[The Mystic Will by Charles Godfrey Leland]@TWC D-Link bookThe Mystic Will CHAPTER III 6/25
In the celebrated correspondence between KANT and HUFELAND there is almost a proof that incipient gout can be cured by will or determination.
But if a merely temporary or partial cure can _really_ be obtained, or a cessation from suffering, if the ill be really _curable_ at all, it is but reasonable to assume that by continuing the remedy or system, the relief will or must correspond to the degree of "faith" in the patient.
And this would infallibly be the case if the sufferer _had_ the will.
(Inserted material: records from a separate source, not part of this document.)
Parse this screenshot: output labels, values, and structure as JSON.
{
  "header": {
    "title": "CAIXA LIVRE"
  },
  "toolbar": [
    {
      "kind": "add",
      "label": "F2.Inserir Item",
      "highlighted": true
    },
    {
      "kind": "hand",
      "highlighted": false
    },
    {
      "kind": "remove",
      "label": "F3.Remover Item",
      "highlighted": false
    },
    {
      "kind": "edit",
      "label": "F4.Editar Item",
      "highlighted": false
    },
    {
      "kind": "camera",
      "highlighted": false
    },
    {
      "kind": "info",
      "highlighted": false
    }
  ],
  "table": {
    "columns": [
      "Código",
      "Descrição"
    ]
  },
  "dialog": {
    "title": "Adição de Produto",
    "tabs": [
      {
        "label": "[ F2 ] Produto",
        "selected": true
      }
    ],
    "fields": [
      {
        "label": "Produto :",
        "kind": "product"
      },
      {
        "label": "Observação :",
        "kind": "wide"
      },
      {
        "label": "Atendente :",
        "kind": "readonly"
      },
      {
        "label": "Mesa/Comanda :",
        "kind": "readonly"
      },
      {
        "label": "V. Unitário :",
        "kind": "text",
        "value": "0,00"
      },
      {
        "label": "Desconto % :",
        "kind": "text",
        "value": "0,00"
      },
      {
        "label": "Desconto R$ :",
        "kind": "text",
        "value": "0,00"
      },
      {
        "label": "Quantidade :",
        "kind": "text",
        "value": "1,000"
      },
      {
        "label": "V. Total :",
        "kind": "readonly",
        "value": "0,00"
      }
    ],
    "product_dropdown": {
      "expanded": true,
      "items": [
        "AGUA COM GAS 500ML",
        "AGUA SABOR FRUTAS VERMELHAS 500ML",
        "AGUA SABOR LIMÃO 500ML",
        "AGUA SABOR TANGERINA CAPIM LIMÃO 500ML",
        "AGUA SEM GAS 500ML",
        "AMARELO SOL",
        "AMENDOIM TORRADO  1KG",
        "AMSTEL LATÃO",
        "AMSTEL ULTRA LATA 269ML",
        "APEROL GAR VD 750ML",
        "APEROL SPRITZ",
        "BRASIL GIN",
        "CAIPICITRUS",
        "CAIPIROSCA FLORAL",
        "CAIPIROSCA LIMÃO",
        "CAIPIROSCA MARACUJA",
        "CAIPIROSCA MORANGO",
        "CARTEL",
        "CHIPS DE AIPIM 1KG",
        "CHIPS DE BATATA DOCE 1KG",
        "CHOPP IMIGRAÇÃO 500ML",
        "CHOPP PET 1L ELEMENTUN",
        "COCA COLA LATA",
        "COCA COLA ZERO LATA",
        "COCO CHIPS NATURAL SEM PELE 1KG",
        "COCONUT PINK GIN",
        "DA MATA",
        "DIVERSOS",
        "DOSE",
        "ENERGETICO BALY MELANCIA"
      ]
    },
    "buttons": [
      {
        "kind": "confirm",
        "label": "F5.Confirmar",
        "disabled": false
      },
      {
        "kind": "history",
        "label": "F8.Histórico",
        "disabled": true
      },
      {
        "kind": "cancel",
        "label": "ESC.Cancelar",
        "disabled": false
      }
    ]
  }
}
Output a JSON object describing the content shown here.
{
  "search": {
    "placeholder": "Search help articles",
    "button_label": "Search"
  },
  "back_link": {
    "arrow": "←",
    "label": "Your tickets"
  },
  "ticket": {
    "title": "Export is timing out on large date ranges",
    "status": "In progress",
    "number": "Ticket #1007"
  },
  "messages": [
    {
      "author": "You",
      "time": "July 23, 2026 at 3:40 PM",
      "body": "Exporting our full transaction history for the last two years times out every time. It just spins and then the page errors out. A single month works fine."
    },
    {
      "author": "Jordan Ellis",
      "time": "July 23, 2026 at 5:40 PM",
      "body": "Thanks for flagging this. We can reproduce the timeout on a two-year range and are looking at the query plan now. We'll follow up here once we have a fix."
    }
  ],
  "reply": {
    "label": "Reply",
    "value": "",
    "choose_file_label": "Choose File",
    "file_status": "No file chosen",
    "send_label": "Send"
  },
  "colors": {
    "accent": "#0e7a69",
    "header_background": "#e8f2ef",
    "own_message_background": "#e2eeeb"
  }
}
But unfortunately the very people who are most frequently relieved are those of the impulsive imaginative kind, who "soon take hold and soon let go," or who are merely attracted by a sense of wonder which soon loses its charm, and so they react. Therefore if we cannot only awaken the Will, but also keep it alive, it is very possible that we may not only effect great and thorough cures of diseases, but also induce whatever state of mind we please. This may be effected by the action of the minds or wills of others on our own, which influence can be gradually transferred from the operator to the patient himself, as when in teaching a boy to swim the master holds the pupil up until the latter finds that he is unconsciously moving by his own exertion. What the fickle and "nervous" patients of any kind need is to have the idea kept before their minds continuously.
They generally rush into a novelty without Forethought.